Forum: Bryce


Subject: Selecting multiple mesh objects??? Help!!

EricofSD opened this issue on Jun 11, 2002 ยท 7 posts


EricofSD posted Tue, 11 June 2002 at 7:17 PM

Ok, I'm stumped. Brought in a house that I made in a cad program and it has several hundred mesh objects. (not unlike bringing in a complex poser model). I want to select the walls, all the walls, that are labeled "wall-1...wall-2" and on and on. So the two ways I know are to visually click and hold the shift key and keep clicking (and unclicking when Bryce decides that the ground plane or a light object out of view should be selected for some strange buggy reason). The other way is to go to the down arrow and open the mesh list and select there. Problem... Mesh selection list closes each time I select one which means I need 30 or so trips back there to get them all. This sux. Any way to keep that list open so I can just go down the line and check the ones I want? This isn't a label problem, I know what labels I want, just don't want to have to get them one at a time. Thanks.


Aldaron posted Tue, 11 June 2002 at 7:26 PM

No way I know of to keep the list open, I know it's a big pain to say the least. Shift-click will select everything under the cursor (or unselect it if it was already selected). A better way would be to ctrl-click which will bring up a menu of objects that were under the cursor. Just shift-click each object you wish to select. Those are the only ways I know of.


EricofSD posted Tue, 11 June 2002 at 9:16 PM

Ok, I thought so. Both ways suck with large models. Corel can put this on my wishlist for a patch. Making the list stay open shouldn't be a big problem for the programmers.


Phantast posted Wed, 12 June 2002 at 5:25 AM

I quite agree. However, there is another way round this, which is to merge all the walls into a single mesh (outside of Bryce), and then you can select them all in one go, assuming you are happy to have them all the same material and don't want to move them in relation to one another within Bryce. This is what I do. Usually a complex object boils down to about ten different materials, so 100 meshes can be reduced to ten, and everything becomes far more managable.


dan whiteside posted Wed, 12 June 2002 at 12:18 PM

I too agree, selecting a whole bunch of objects is a real pain! What I do is the first time I import a large multi-part object is to create Color familes for each major group. It's a pain the first time but after that you can select by color. I often use the Invert Selction item in the Select Options pop-up. A lot of times it's easier to select what you don't want and then invert it. Also if you select several objects and then Solo them, all the pop-ups will only show what's currently soloed. HTH - Dan


EricofSD posted Wed, 12 June 2002 at 8:16 PM

Phantast, great idea and I agree that there are far fewer textures than are meshes. Unfortunately, I'm using Imsi's Floor Plan 6 for the buildings and I don't see how to select 'groups'. I suppose I could take the house apart and save in groups and reassemble in Bryce, but that takes just as long. I'll look into grouping a bit more. (Got turbocad designer 7 with the floor plan program at computer city for $39 so I couldn't pass it up). Maybe Imsi can solve this. Dan, that works too, but again, its a lot of selecting. Once I get the model parsed out the way I want it, it saves that way for future use, but first time through is tedious.

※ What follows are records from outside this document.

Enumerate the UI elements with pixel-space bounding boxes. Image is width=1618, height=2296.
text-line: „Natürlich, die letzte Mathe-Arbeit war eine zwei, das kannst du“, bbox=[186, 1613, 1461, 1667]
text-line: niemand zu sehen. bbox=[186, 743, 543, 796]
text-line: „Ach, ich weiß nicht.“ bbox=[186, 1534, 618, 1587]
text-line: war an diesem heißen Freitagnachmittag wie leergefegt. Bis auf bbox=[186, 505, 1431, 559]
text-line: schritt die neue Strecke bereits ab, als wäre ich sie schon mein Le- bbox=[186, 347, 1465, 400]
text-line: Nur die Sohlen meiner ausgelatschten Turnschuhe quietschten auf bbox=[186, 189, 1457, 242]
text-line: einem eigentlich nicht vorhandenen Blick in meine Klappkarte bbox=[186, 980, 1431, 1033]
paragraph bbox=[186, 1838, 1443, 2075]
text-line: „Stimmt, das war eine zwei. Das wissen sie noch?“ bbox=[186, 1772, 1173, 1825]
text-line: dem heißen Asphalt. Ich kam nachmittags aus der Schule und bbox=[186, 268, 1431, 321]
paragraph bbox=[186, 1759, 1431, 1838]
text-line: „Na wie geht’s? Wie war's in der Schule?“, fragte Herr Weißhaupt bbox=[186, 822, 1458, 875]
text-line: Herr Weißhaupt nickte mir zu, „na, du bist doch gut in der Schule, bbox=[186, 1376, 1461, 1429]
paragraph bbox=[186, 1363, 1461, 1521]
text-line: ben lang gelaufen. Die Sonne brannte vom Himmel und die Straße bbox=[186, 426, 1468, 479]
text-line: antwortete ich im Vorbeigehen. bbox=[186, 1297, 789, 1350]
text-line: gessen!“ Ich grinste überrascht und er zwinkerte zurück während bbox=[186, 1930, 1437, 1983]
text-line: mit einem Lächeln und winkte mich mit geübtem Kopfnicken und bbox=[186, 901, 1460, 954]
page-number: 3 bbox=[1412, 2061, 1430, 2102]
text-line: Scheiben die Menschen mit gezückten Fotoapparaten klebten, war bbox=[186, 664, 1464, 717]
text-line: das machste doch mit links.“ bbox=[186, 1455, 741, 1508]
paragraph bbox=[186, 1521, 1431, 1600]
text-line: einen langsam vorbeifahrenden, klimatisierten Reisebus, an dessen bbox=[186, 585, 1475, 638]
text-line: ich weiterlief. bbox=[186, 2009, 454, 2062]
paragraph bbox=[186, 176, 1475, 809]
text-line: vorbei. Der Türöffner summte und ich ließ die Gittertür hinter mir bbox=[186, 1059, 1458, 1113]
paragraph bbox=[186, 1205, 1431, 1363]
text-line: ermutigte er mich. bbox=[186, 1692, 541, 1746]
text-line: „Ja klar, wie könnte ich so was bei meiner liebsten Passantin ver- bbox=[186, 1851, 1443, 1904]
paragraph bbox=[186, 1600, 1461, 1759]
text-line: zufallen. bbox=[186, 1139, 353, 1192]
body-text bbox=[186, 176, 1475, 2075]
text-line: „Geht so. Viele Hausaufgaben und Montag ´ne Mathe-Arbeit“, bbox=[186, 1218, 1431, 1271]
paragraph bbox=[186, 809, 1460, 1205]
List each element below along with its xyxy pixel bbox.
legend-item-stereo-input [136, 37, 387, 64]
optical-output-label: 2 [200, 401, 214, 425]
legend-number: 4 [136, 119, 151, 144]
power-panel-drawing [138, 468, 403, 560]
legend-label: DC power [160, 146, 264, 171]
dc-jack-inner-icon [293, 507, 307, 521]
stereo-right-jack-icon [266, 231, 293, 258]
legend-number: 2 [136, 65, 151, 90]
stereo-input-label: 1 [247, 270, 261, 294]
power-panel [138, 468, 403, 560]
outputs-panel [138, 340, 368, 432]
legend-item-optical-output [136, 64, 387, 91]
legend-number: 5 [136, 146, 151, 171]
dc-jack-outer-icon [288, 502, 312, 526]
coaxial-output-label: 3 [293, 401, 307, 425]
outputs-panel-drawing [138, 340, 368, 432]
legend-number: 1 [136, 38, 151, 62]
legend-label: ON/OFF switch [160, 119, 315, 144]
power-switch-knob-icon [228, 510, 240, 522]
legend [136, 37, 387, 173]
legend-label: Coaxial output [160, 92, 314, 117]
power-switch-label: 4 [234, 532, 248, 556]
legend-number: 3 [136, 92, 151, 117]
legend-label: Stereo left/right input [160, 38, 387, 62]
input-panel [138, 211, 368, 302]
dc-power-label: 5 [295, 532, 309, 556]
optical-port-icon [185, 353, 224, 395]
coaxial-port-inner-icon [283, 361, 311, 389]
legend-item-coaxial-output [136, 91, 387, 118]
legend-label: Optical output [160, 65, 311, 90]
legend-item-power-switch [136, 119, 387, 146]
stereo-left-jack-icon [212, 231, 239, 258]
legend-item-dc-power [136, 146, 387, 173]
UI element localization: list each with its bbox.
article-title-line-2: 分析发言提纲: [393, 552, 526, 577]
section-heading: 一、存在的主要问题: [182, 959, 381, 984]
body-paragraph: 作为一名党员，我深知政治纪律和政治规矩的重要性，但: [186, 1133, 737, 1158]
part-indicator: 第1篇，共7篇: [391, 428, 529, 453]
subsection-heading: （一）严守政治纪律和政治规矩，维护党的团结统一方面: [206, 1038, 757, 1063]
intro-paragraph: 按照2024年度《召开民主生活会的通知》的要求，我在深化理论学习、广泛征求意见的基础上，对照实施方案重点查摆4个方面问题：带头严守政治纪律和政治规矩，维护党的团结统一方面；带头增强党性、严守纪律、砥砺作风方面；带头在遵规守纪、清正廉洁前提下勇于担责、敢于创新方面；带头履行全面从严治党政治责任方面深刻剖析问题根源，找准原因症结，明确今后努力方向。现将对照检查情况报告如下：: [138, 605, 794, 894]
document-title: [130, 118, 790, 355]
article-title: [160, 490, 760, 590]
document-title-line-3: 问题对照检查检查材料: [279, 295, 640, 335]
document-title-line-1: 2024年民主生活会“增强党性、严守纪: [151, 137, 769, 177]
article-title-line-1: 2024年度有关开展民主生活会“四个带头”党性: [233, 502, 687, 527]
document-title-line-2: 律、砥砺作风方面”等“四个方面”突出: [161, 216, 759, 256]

Phantast posted Thu, 13 June 2002 at 4:51 AM

Eric, it all depends on whether the meshes have texture names or not. If you have meshes wall1, wall2 ... wall356 in name, but they all have the texture name "wall", then you can run the obj file through the program Grouper (you have got that, right?). Grouper will create another obj file in which all meshes that have the same texture name are combined. It saves SO much time with exactly this problem. Then import into Bryce, and lo and behold, you have exactly the right number of meshes.